Средство подействовало. Лиза перестала дрожать и подняла на обидчика оживающий взгляд. Тогда он попытался вступиться за друга:
– Лиза, Лиза! Поймите, он все еще бредит...
В это время появилась медсестра, которая сказала примерно то же самое.
– Ваш супруг еще не пришел в сознание, мадам. Не надо обращать внимание на то, что он говорит...
Лиза, поочередно поглядев на них, ответила:
– Когда человек бредит, он не лжет. Тогда его устами говорит бессознательное. Благодарю вас за доброту, мадам! Пойдемте отсюда, Адальбер!

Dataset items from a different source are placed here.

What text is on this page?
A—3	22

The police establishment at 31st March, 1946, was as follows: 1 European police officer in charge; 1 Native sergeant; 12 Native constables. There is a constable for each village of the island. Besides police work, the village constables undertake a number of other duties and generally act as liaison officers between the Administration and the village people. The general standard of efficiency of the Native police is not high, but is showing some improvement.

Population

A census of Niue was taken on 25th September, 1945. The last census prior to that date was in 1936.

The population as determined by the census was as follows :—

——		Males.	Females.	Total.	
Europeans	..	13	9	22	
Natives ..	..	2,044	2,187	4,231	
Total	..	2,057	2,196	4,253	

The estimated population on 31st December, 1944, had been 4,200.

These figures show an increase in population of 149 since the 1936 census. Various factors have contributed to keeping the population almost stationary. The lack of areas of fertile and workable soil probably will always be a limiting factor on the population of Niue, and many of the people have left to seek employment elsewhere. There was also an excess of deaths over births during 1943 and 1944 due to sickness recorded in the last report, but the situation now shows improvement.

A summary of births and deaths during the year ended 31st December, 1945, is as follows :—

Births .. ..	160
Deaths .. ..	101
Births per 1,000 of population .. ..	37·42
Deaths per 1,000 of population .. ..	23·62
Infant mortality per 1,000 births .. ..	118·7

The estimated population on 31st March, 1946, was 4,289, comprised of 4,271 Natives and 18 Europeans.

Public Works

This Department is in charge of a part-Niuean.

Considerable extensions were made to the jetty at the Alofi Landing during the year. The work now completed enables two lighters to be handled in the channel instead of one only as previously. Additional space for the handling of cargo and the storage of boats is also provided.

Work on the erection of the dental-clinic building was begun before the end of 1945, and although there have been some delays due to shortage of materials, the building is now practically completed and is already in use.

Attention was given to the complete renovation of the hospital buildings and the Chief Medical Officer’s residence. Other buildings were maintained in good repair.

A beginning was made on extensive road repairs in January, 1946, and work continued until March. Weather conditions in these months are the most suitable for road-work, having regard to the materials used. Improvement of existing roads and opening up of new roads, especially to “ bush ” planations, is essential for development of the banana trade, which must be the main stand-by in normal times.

И Лиза покинула клинику с твердым намерением больше туда не возвращаться...На обратном пути домой она отказалась выслушать пламенную речь Адальбера, который снова попытался защитить друга.
– Значит, вы мне не верите, не доверяете? Клянусь собственной душой, что Альдо не был любовником этой женщины! Он жил у меня: если что, я бы знал, правда ведь?
– И вы можете поклясться в том, что он ее не любил? Разве не бросился он к ней, как только она его позвала?
– Как бросился бы на помощь любому другому человеку, оказавшемуся в опасности. Он всего-навсего оказался жертвой хорошо подстроенной ловушки, при помощи которой Агалар мог завладеть целым состоянием, точно зная, что мы не обратимся в полицию, поскольку Альдо обвиняли в убийстве...
– О, это я вполне могу допустить!
– Тогда почему бы не допустить и того, что между Альдо и этой женщиной ничего не было?
– Из-за того, что я только что слышала. И еще из-за письма...
– Того, что нашли в руке жертвы? Одно только это обстоятельство должно было сделать для вас подозрительным подобное свидетельство. Кроме того, вы не хуже меня знаете, что почерк можно подделать. Когда в комнату Альдо принесли браслеты принцессы Бринды, вполне могли прихватить образец его почерка. На секретере лежали черновики делового письма, которое он начал писать.
– У вас, похоже, на все найдется ответ.
– Потому что во мне говорит глубокое убеждение. Выслушайте еще вот что: едва его достали из колодца, он первым делом спросил о вас, он о вас беспокоился.
Лиза легонько погладила археолога по щеке.
– Милый Адальбер! Вы и впрямь лучший из друзей, какого только можно пожелать человеку! Ради Альдо вы отправитесь в ад, распевая гимны.
– Нет, Лиза, – ответил тот, внезапно став очень серьезным. – Если бы он сделал что бы то ни было, причиняющее вам страдания, я встал бы у него на пути. Я слишком... привязан к вам, чтобы такое стерпеть.
Затем, переменив тон, прибавил:
– Вы ведь не бросите Альдо из-за этого, тем более теперь, когда он, может быть...
– ...умирает? Бог этого не допустит. А о том, чтобы его бросить, и речи быть не может. И еще меньше – о том, чтобы развестись, ведь у нас дети!
– Только из-за них? Будьте искренни, Лиза! Можете ли вы представить свою жизнь без него?
Она, не ответив, отвернулась к окну, за которым проплывали деревья Булонского леса. В самом деле, хотя до клиники было совсем недалеко, они воспользовались машиной маркизы, чтобы по возможности избежать контактов с журналистами. А на обратном пути, когда они вышли из клиники, Адальбер, чтобы дать Лизе время успокоиться, велел Люсьену ехать через Лоншан.
– Ответьте, Лиза! Мне надо знать.
– Я бы сама хотела это знать. Давайте вернемся домой! И, хотя я не склонна уподобляться Терамену, я все же скажу вам всем одновременно, что я намерена делать.
Она и в самом деле сказала это в немногих словах:
– Если вы согласны меня потерпеть, тетя Амелия, я побуду у вас до тех пор, пока Альдо не окажется вне опасности. После чего вернусь в Ишль, к детям.